The simplest Python cache for Data Scientist:

  • cache on disk, use between runs,
  • use at function call, not definition.

Example

If you don't want to wait for a given compute() function to complete each time you run the script, you can cache it:

import cacha

result = compute(data) # regular usage, slow

result = cacha.cache(compute, (data, ))  # usage with cache

The cached data is stored in $HOME/.cacha/. Each time you run the function with identical input arguments, the output data will be loaded, instead of being computed.

It can be easily used with popular data structures like pandas.DataFrame or numpy.array. In case of complicated python objects that can't be easily hashed, you can use an additional key parameter that forces saving the cache based on the key value.

import cacha

result = cacha.cache(compute, (data, ), key="compute-v3")

FAQ

How is it different other caching packages?

In contrary to many other tools, cacha:

  • is used at the function call, not definition. Many packages implement the @cache decorator that has to be used before definition of a function that is not easy enough to use.
  • it stores the cache on disk which means you can use cache between runs. This is convenient in data science work.

How can I clear the cache?

Just delete the $HOME/.cacha/ directory.

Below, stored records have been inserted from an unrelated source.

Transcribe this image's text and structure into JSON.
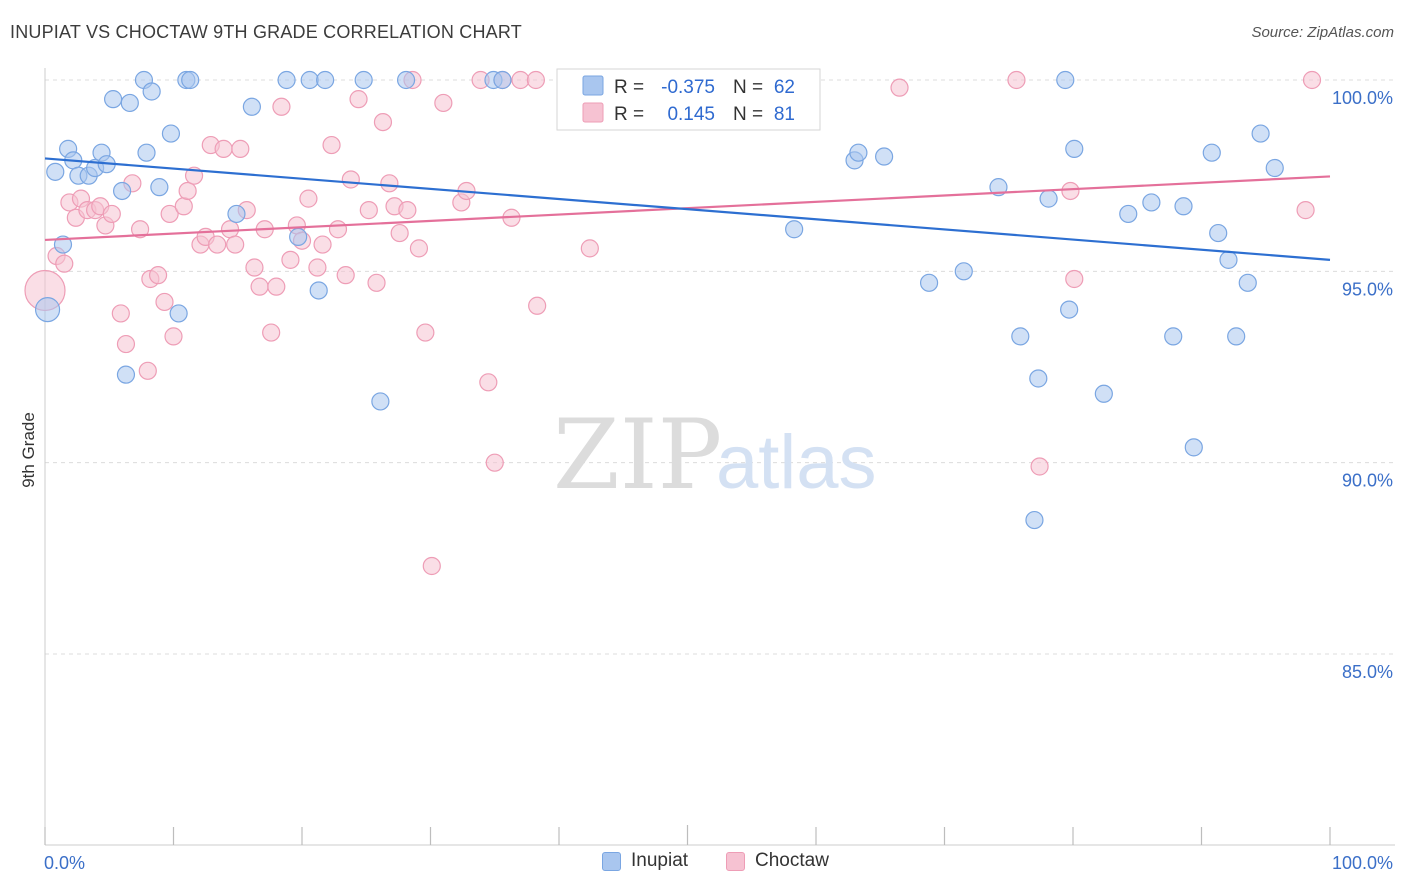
{
  "header": {
    "title": "INUPIAT VS CHOCTAW 9TH GRADE CORRELATION CHART",
    "source": "Source: ZipAtlas.com"
  },
  "watermark": {
    "part1": "ZIP",
    "part2": "atlas"
  },
  "colors": {
    "inupiat_fill": "#a9c6ef",
    "inupiat_stroke": "#7aa6e2",
    "inupiat_line": "#2d6fd1",
    "choctaw_fill": "#f6c2d2",
    "choctaw_stroke": "#ee9db6",
    "choctaw_line": "#e4709a",
    "grid": "#dcdcdc",
    "tick_label": "#3b6fc8"
  },
  "legend": {
    "rows": [
      {
        "r_label": "R =",
        "r_value": "-0.375",
        "n_label": "N =",
        "n_value": "62"
      },
      {
        "r_label": "R =",
        "r_value": "0.145",
        "n_label": "N =",
        "n_value": "81"
      }
    ]
  },
  "bottom_legend": {
    "items": [
      {
        "label": "Inupiat"
      },
      {
        "label": "Choctaw"
      }
    ]
  },
  "chart_data": {
    "type": "scatter",
    "title": "INUPIAT VS CHOCTAW 9TH GRADE CORRELATION CHART",
    "xlabel": "",
    "ylabel": "9th Grade",
    "xlim": [
      0,
      100
    ],
    "ylim": [
      80.5,
      100.9
    ],
    "x_tick_labels": [
      "0.0%",
      "100.0%"
    ],
    "y_ticks": [
      85,
      90,
      95,
      100
    ],
    "y_tick_labels": [
      "85.0%",
      "90.0%",
      "95.0%",
      "100.0%"
    ],
    "grid": "horizontal dashed",
    "legend_position": "top-center",
    "series": [
      {
        "name": "Inupiat",
        "R": -0.375,
        "N": 62,
        "trend": {
          "x": [
            0,
            100
          ],
          "y": [
            97.95,
            95.3
          ]
        },
        "points": [
          [
            0.2,
            94.0
          ],
          [
            0.8,
            97.6
          ],
          [
            1.4,
            95.7
          ],
          [
            1.8,
            98.2
          ],
          [
            2.2,
            97.9
          ],
          [
            2.6,
            97.5
          ],
          [
            3.4,
            97.5
          ],
          [
            3.9,
            97.7
          ],
          [
            4.4,
            98.1
          ],
          [
            4.8,
            97.8
          ],
          [
            5.3,
            99.5
          ],
          [
            6.0,
            97.1
          ],
          [
            6.3,
            92.3
          ],
          [
            6.6,
            99.4
          ],
          [
            7.7,
            100.0
          ],
          [
            7.9,
            98.1
          ],
          [
            8.3,
            99.7
          ],
          [
            8.9,
            97.2
          ],
          [
            9.8,
            98.6
          ],
          [
            10.4,
            93.9
          ],
          [
            11.0,
            100.0
          ],
          [
            11.3,
            100.0
          ],
          [
            14.9,
            96.5
          ],
          [
            16.1,
            99.3
          ],
          [
            18.8,
            100.0
          ],
          [
            19.7,
            95.9
          ],
          [
            20.6,
            100.0
          ],
          [
            21.3,
            94.5
          ],
          [
            21.8,
            100.0
          ],
          [
            24.8,
            100.0
          ],
          [
            26.1,
            91.6
          ],
          [
            28.1,
            100.0
          ],
          [
            34.9,
            100.0
          ],
          [
            35.6,
            100.0
          ],
          [
            47.4,
            100.0
          ],
          [
            58.3,
            96.1
          ],
          [
            63.0,
            97.9
          ],
          [
            63.3,
            98.1
          ],
          [
            65.3,
            98.0
          ],
          [
            68.8,
            94.7
          ],
          [
            71.5,
            95.0
          ],
          [
            74.2,
            97.2
          ],
          [
            75.9,
            93.3
          ],
          [
            77.0,
            88.5
          ],
          [
            77.3,
            92.2
          ],
          [
            78.1,
            96.9
          ],
          [
            79.4,
            100.0
          ],
          [
            79.7,
            94.0
          ],
          [
            80.1,
            98.2
          ],
          [
            82.4,
            91.8
          ],
          [
            84.3,
            96.5
          ],
          [
            86.1,
            96.8
          ],
          [
            87.8,
            93.3
          ],
          [
            88.6,
            96.7
          ],
          [
            89.4,
            90.4
          ],
          [
            90.8,
            98.1
          ],
          [
            91.3,
            96.0
          ],
          [
            92.1,
            95.3
          ],
          [
            92.7,
            93.3
          ],
          [
            93.6,
            94.7
          ],
          [
            94.6,
            98.6
          ],
          [
            95.7,
            97.7
          ]
        ]
      },
      {
        "name": "Choctaw",
        "R": 0.145,
        "N": 81,
        "trend": {
          "x": [
            0,
            100
          ],
          "y": [
            95.82,
            97.48
          ]
        },
        "points": [
          [
            0.0,
            94.5
          ],
          [
            0.9,
            95.4
          ],
          [
            1.5,
            95.2
          ],
          [
            1.9,
            96.8
          ],
          [
            2.4,
            96.4
          ],
          [
            2.8,
            96.9
          ],
          [
            3.3,
            96.6
          ],
          [
            3.9,
            96.6
          ],
          [
            4.3,
            96.7
          ],
          [
            4.7,
            96.2
          ],
          [
            5.2,
            96.5
          ],
          [
            5.9,
            93.9
          ],
          [
            6.3,
            93.1
          ],
          [
            6.8,
            97.3
          ],
          [
            7.4,
            96.1
          ],
          [
            8.0,
            92.4
          ],
          [
            8.2,
            94.8
          ],
          [
            8.8,
            94.9
          ],
          [
            9.3,
            94.2
          ],
          [
            9.7,
            96.5
          ],
          [
            10.0,
            93.3
          ],
          [
            10.8,
            96.7
          ],
          [
            11.1,
            97.1
          ],
          [
            11.6,
            97.5
          ],
          [
            12.1,
            95.7
          ],
          [
            12.5,
            95.9
          ],
          [
            12.9,
            98.3
          ],
          [
            13.4,
            95.7
          ],
          [
            13.9,
            98.2
          ],
          [
            14.4,
            96.1
          ],
          [
            14.8,
            95.7
          ],
          [
            15.2,
            98.2
          ],
          [
            15.7,
            96.6
          ],
          [
            16.3,
            95.1
          ],
          [
            16.7,
            94.6
          ],
          [
            17.1,
            96.1
          ],
          [
            17.6,
            93.4
          ],
          [
            18.0,
            94.6
          ],
          [
            18.4,
            99.3
          ],
          [
            19.1,
            95.3
          ],
          [
            19.6,
            96.2
          ],
          [
            20.0,
            95.8
          ],
          [
            20.5,
            96.9
          ],
          [
            21.2,
            95.1
          ],
          [
            21.6,
            95.7
          ],
          [
            22.3,
            98.3
          ],
          [
            22.8,
            96.1
          ],
          [
            23.4,
            94.9
          ],
          [
            23.8,
            97.4
          ],
          [
            24.4,
            99.5
          ],
          [
            25.2,
            96.6
          ],
          [
            25.8,
            94.7
          ],
          [
            26.3,
            98.9
          ],
          [
            26.8,
            97.3
          ],
          [
            27.2,
            96.7
          ],
          [
            27.6,
            96.0
          ],
          [
            28.2,
            96.6
          ],
          [
            28.6,
            100.0
          ],
          [
            29.1,
            95.6
          ],
          [
            29.6,
            93.4
          ],
          [
            30.1,
            87.3
          ],
          [
            31.0,
            99.4
          ],
          [
            32.4,
            96.8
          ],
          [
            32.8,
            97.1
          ],
          [
            33.9,
            100.0
          ],
          [
            34.5,
            92.1
          ],
          [
            35.0,
            90.0
          ],
          [
            35.6,
            100.0
          ],
          [
            36.3,
            96.4
          ],
          [
            37.0,
            100.0
          ],
          [
            38.2,
            100.0
          ],
          [
            38.3,
            94.1
          ],
          [
            42.4,
            95.6
          ],
          [
            45.4,
            100.0
          ],
          [
            66.5,
            99.8
          ],
          [
            75.6,
            100.0
          ],
          [
            77.4,
            89.9
          ],
          [
            79.8,
            97.1
          ],
          [
            80.1,
            94.8
          ],
          [
            98.1,
            96.6
          ],
          [
            98.6,
            100.0
          ]
        ]
      }
    ]
  }
}
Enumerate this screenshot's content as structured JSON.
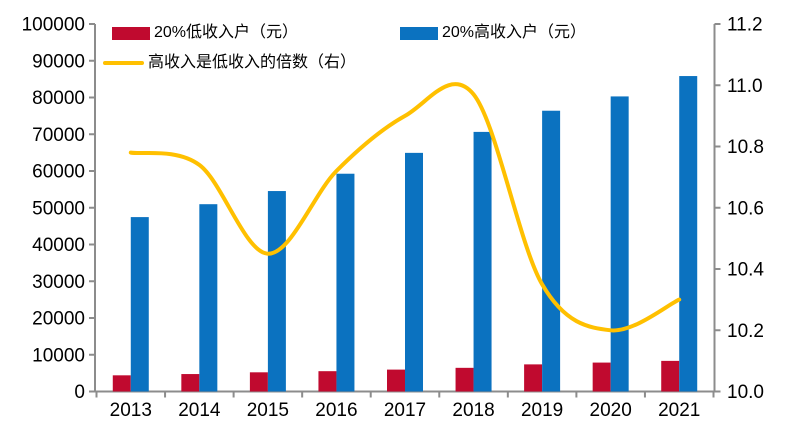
{
  "chart_data": {
    "type": "combo",
    "categories": [
      "2013",
      "2014",
      "2015",
      "2016",
      "2017",
      "2018",
      "2019",
      "2020",
      "2021"
    ],
    "series": [
      {
        "name": "20%低收入户（元）",
        "type": "bar",
        "axis": "left",
        "color": "#C00A2F",
        "values": [
          4402,
          4747,
          5221,
          5529,
          5958,
          6440,
          7380,
          7869,
          8333
        ]
      },
      {
        "name": "20%高收入户（元）",
        "type": "bar",
        "axis": "left",
        "color": "#0B72C0",
        "values": [
          47457,
          50968,
          54544,
          59259,
          64934,
          70640,
          76401,
          80294,
          85836
        ]
      },
      {
        "name": "高收入是低收入的倍数（右）",
        "type": "line",
        "smooth": true,
        "axis": "right",
        "color": "#FFC000",
        "values": [
          10.78,
          10.74,
          10.45,
          10.72,
          10.9,
          10.97,
          10.35,
          10.2,
          10.3
        ]
      }
    ],
    "left_axis": {
      "min": 0,
      "max": 100000,
      "step": 10000,
      "decimals": 0
    },
    "right_axis": {
      "min": 10.0,
      "max": 11.2,
      "step": 0.2,
      "decimals": 1
    },
    "title": "",
    "xlabel": "",
    "ylabel": "",
    "grid": false,
    "legend_position": "top-left",
    "axis_color": "#8C8C8C",
    "text_color": "#000000",
    "background_color": "#FFFFFF"
  }
}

You can also call cacha.clean() which has the same effect.

Why does it require the pandas, numpy and other libraries?

To properly cache the objects from specific packages, it is necessary to have access to the functions they provide in that regard.

The main goal of cache is not to be lightweight but to provide the best developer experience.

However most of the required packages are usually used in Machine Learning projects anyway.